Often, we want to modify the chart to include a title, axis labels, and other elements that make the chart more visually appealing and informative. We can add arguments to the barchart function to accomplish this. The comments in the code below tell you which part of the function call does what.

barchart(MLB$position, # We list the dataset first, followed by $ and then the name of the variable
         horizontal = FALSE, # This tells R to draw the bars vertically
         main = "Position",  # This will label the chart. Put your title in quotation marks.
         ylab = "Count", # This will label the y-axis.
         scales = list(x = list(rot = 45)), # This rotates the labels on the x-axis to make them easier to read.
         col = "skyblue3") # This specifies the color of the fill on the bars.

The MLB data set includes the salary for each player. Salary is an interval variable, so we can use the favstats() function to calculate statistics. Notice the notation: MLB$salary tells R to look in the data set MLB for the variable salary.

favstats(MLB$salary)
##  min      Q1  median   Q3   max     mean       sd   n missing
##  400 418.315 1093.75 4250 33000 3281.828 4465.449 828       0

Creating a histogram

To create a visual representation of an interval variable, we use a histogram. The R function hist() does this.

hist(MLB$salary)

As with the barchart, we want to modify the basic hist() function to add or change features of the plot Again, pay attention to the comments in the code below to understand what each additional argument does.

hist(MLB$salary, # The first argument tells R which variable to graph
     col = "skyblue3", # This specifies the color of the bars
     main = "MLB Salaries", # This creates the title for the chart
     xlab = "Salary (in $1000s)") # This labels the x-axis

Create a boxplot

Link to video demonstration

We can use the R function boxplot() to create a boxplot of the salary variable in the MLB data set.

boxplot(MLB$salary)

Like with the barchart and histogram functions, we can modify the command to create titles and change the orientation.

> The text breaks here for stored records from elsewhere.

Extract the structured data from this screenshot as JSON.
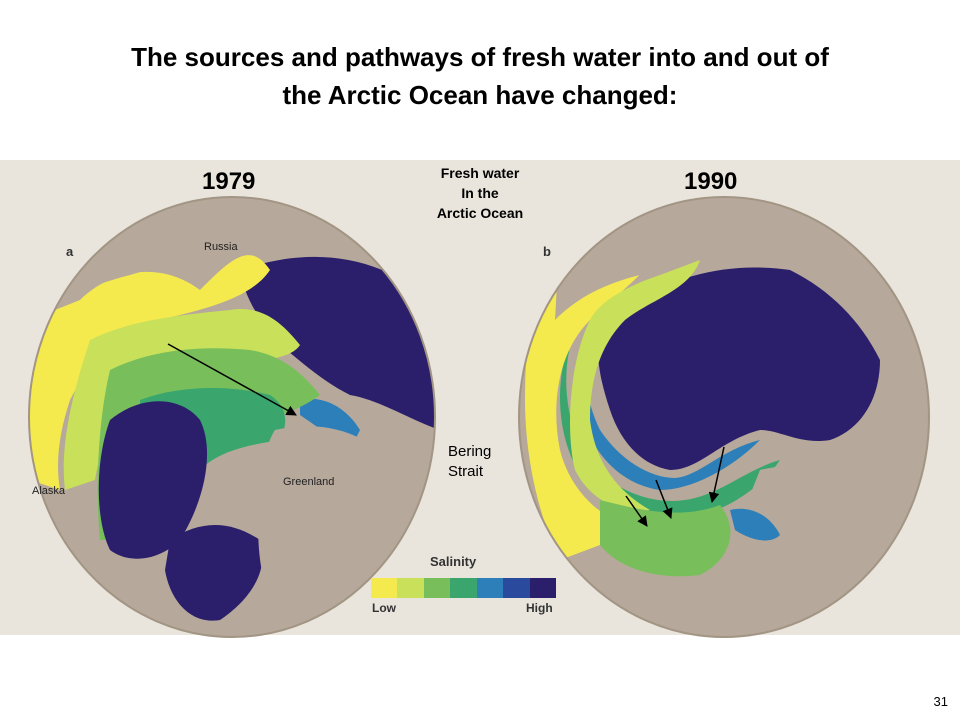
{
  "title": {
    "line1": "The sources and pathways of fresh water into and out of",
    "line2": "the Arctic Ocean have changed:"
  },
  "center_label": {
    "line1": "Fresh water",
    "line2": "In the",
    "line3": "Arctic Ocean"
  },
  "panels": [
    {
      "year": "1979",
      "letter": "a",
      "labels": {
        "russia": "Russia",
        "alaska": "Alaska",
        "greenland": "Greenland"
      }
    },
    {
      "year": "1990",
      "letter": "b"
    }
  ],
  "annotation": {
    "line1": "Bering",
    "line2": "Strait"
  },
  "legend": {
    "title": "Salinity",
    "low": "Low",
    "high": "High",
    "colors": [
      "#f4ea4e",
      "#c9e05a",
      "#78bf5b",
      "#3aa66d",
      "#2c7fb8",
      "#2a4a9e",
      "#2b1f6b"
    ]
  },
  "colors": {
    "land": "#b6a89a",
    "background": "#e9e5dd",
    "fresh": "#f4ea4e",
    "lowmid": "#c9e05a",
    "mid": "#78bf5b",
    "midhigh": "#3aa66d",
    "blue": "#2c7fb8",
    "high": "#2b1f6b"
  },
  "page_number": "31"
}
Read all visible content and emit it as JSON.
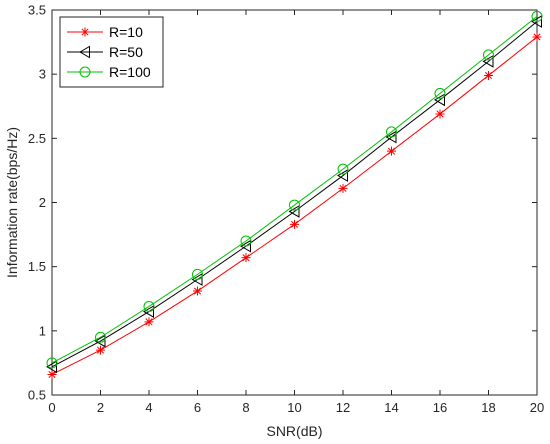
{
  "chart_data": {
    "type": "line",
    "xlabel": "SNR(dB)",
    "ylabel": "Information rate(bps/Hz)",
    "xlim": [
      0,
      20
    ],
    "ylim": [
      0.5,
      3.5
    ],
    "x_ticks": [
      "0",
      "2",
      "4",
      "6",
      "8",
      "10",
      "12",
      "14",
      "16",
      "18",
      "20"
    ],
    "y_ticks": [
      "0.5",
      "1",
      "1.5",
      "2",
      "2.5",
      "3",
      "3.5"
    ],
    "grid": false,
    "legend_position": "top-left",
    "x": [
      0,
      2,
      4,
      6,
      8,
      10,
      12,
      14,
      16,
      18,
      20
    ],
    "series": [
      {
        "name": "R=10",
        "color": "#ff0000",
        "marker": "asterisk",
        "values": [
          0.66,
          0.85,
          1.07,
          1.31,
          1.57,
          1.83,
          2.11,
          2.4,
          2.69,
          2.99,
          3.29
        ]
      },
      {
        "name": "R=50",
        "color": "#000000",
        "marker": "left-triangle",
        "values": [
          0.72,
          0.92,
          1.15,
          1.4,
          1.66,
          1.93,
          2.21,
          2.51,
          2.8,
          3.1,
          3.41
        ]
      },
      {
        "name": "R=100",
        "color": "#00c000",
        "marker": "circle",
        "values": [
          0.75,
          0.95,
          1.19,
          1.44,
          1.7,
          1.98,
          2.26,
          2.55,
          2.85,
          3.15,
          3.45
        ]
      }
    ]
  }
}
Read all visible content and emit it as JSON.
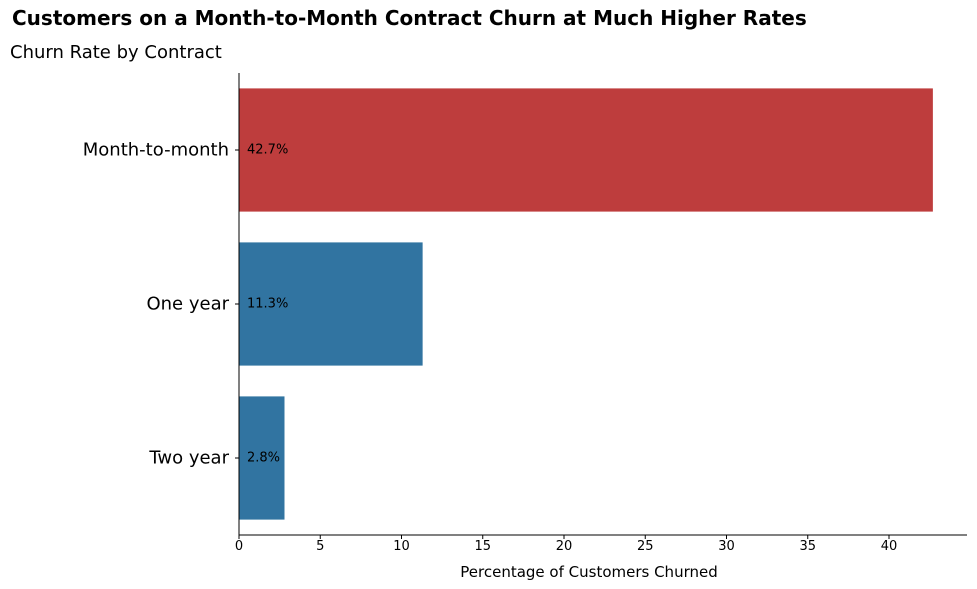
{
  "chart_data": {
    "type": "bar",
    "orientation": "horizontal",
    "suptitle": "Customers on a Month-to-Month Contract Churn at Much Higher Rates",
    "title": "Churn Rate by Contract",
    "xlabel": "Percentage of Customers Churned",
    "ylabel": "",
    "categories": [
      "Month-to-month",
      "One year",
      "Two year"
    ],
    "values": [
      42.7,
      11.3,
      2.8
    ],
    "data_labels": [
      "42.7%",
      "11.3%",
      "2.8%"
    ],
    "bar_colors": [
      "#be3d3d",
      "#3174a1",
      "#3174a1"
    ],
    "xlim": [
      0,
      44.8
    ],
    "xticks": [
      0,
      5,
      10,
      15,
      20,
      25,
      30,
      35,
      40
    ],
    "grid": false,
    "legend": "none"
  }
}
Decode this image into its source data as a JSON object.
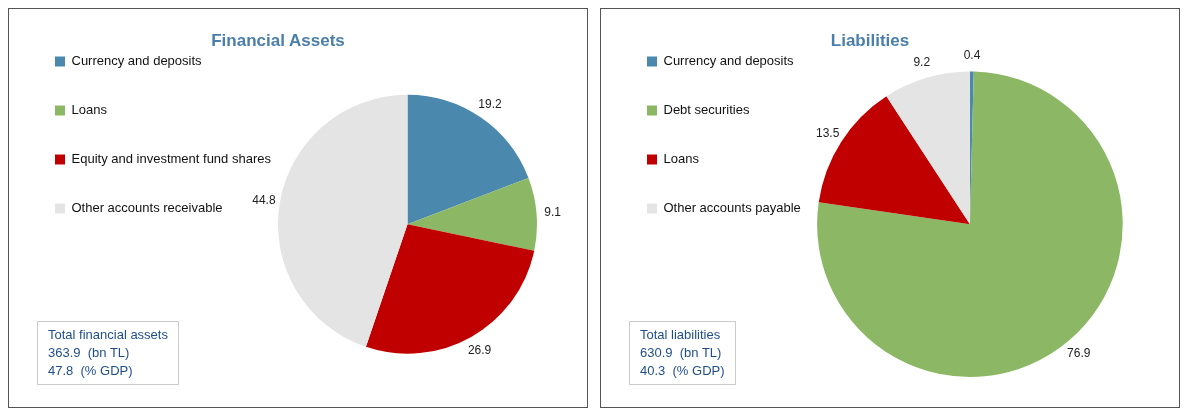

boxplot(MLB$salary, # Specify the variable to graph
        horizontal = TRUE, # Change the orientation of the plot
        main = "MLB Salaries") # Create a title for the plot

Side-by-side boxplots

We often want to compare the numerical results of an interval variable based on the classification of a nominal variable. Side-by-side boxplots allow us to do this easily. Using the boxplot() command, we name the interval variable first, then connect it to a nominal variable using the tilde ‘~’. You must then specify the data set as an additional argument to the function.

boxplot(salary~position, # Specify the variables to graph
        data = MLB, # Specify the data set that contains the variables
        las = 2, # Forces the axis labels to be perpendicular to the axes
        cex.axis = 0.6) # Make the text of the axis labels smaller

This plot has a lot of variables. We can use a data set from the MASS package to look at a simpler example. The data set Sitka contains repeated measurements on the log-size of 79 Stika spruce trees, 54 of which were grown in ozone-enriched chambers and 25 were controls. The size was measured five times in 1988, at roughly monthly intervals. Here we use “size” as the interval variable, and “treat” as the nominal variable.

boxplot(size~treat, data = Sitka)

This plot shows us that the trees were roughly the same size, although trees in the control group tended to be slightly larger than trees in the ozone group. We can tell this because the middle 50% of the control group (contained in the “box”) is slightly above the middle 50% of the ozone group.